Birth Professionals

Fear of childbirth and Guilt

childbirthFearAs I researched for this series, I was struck by Fisher’s (2006) paper on the social context of fear.  The thesis of this study was the social context of childbirth influences how women understand childbirth, and this impacts how they experience it on an individual level. In the discussion of prospective fear, Fisher discusses prior research on first time mothers and their fear of the unknown.  Without prior experience, these mothers do not know what to ask.

But at the same time they are told their bodies were designed to give birth, that they ‘should’ be able to do this.  While this provides courage for some mothers, others are left feeling that they somehow missed something important — that they are different because they fear. This leaves them feeling inadequate and actually increases the fear.

So she felt afraid, and now she feels like something is wrong with her because she was afraid. All this before she even begins labor.

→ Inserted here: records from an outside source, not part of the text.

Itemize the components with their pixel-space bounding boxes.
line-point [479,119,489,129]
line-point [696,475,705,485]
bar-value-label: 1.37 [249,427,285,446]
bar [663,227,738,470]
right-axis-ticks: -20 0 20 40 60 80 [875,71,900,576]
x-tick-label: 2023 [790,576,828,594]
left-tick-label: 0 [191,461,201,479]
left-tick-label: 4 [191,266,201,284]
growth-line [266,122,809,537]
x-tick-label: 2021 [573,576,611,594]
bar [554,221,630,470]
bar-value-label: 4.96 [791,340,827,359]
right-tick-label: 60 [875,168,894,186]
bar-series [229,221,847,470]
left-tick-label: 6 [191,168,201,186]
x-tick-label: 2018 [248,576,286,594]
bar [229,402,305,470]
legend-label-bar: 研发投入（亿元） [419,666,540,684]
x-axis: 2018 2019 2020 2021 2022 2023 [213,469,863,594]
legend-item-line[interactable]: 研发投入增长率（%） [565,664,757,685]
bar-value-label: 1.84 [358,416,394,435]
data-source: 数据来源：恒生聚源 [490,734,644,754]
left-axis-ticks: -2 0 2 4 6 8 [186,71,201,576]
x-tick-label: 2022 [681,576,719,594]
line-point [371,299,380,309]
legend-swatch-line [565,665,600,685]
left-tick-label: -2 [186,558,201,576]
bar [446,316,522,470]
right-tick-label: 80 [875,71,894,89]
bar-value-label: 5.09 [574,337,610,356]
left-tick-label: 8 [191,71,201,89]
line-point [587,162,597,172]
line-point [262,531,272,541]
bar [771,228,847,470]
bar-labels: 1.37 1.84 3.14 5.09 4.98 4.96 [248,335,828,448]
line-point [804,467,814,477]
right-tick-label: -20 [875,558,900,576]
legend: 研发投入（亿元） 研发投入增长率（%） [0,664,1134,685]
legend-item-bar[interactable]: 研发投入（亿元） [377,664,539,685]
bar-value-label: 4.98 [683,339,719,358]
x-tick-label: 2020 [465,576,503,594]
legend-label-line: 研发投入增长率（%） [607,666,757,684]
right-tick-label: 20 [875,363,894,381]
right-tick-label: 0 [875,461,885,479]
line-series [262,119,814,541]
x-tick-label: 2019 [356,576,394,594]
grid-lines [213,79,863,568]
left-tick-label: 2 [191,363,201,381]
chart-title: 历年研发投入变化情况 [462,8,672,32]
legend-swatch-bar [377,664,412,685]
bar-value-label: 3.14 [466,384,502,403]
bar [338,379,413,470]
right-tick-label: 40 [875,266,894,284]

But this goes further than fear.  This puts the mother in the position where she was unable to behave like a “good” mother. It is here, in this link between societal expectations and the woman’s fear of the unknown that fear can become guilt.

We know social expectations around childbirth vary across cultures, so I won’t talk about any in particular.  But as you read this, think about the social expectations in your culture and how they might be perceived by first time mothers.

How do cultural taboos affect women?  What does it say to her about her ability to be a mother if she does not avoid certain foods, habits, locations?

What about cultural prescriptions for pregnant women?  What things are women expected to do while pregnant because they are in a direct role of responsibility for the baby?

I don’t have answers, I’m not sure how anyone could have general answers to such a multi-layered and complex phenomenon.  But I do have compassion for mothers, and I’m sure you do as well.  It makes me wonder how best to navigate this experience with women.

Fisher’s research suggests two factors that make a difference for women.  The first is the interactions with the midwife.  If the midwife is confident and respectful to the woman, the woman’s experience is improved even though she has fear.  The second is what Fisher calls continuity of care — having a safe space to enter discussions about birth.

So maybe  women need the time and encouragement it takes to accept that they are normal even with their fears and inexperience.  What do you think?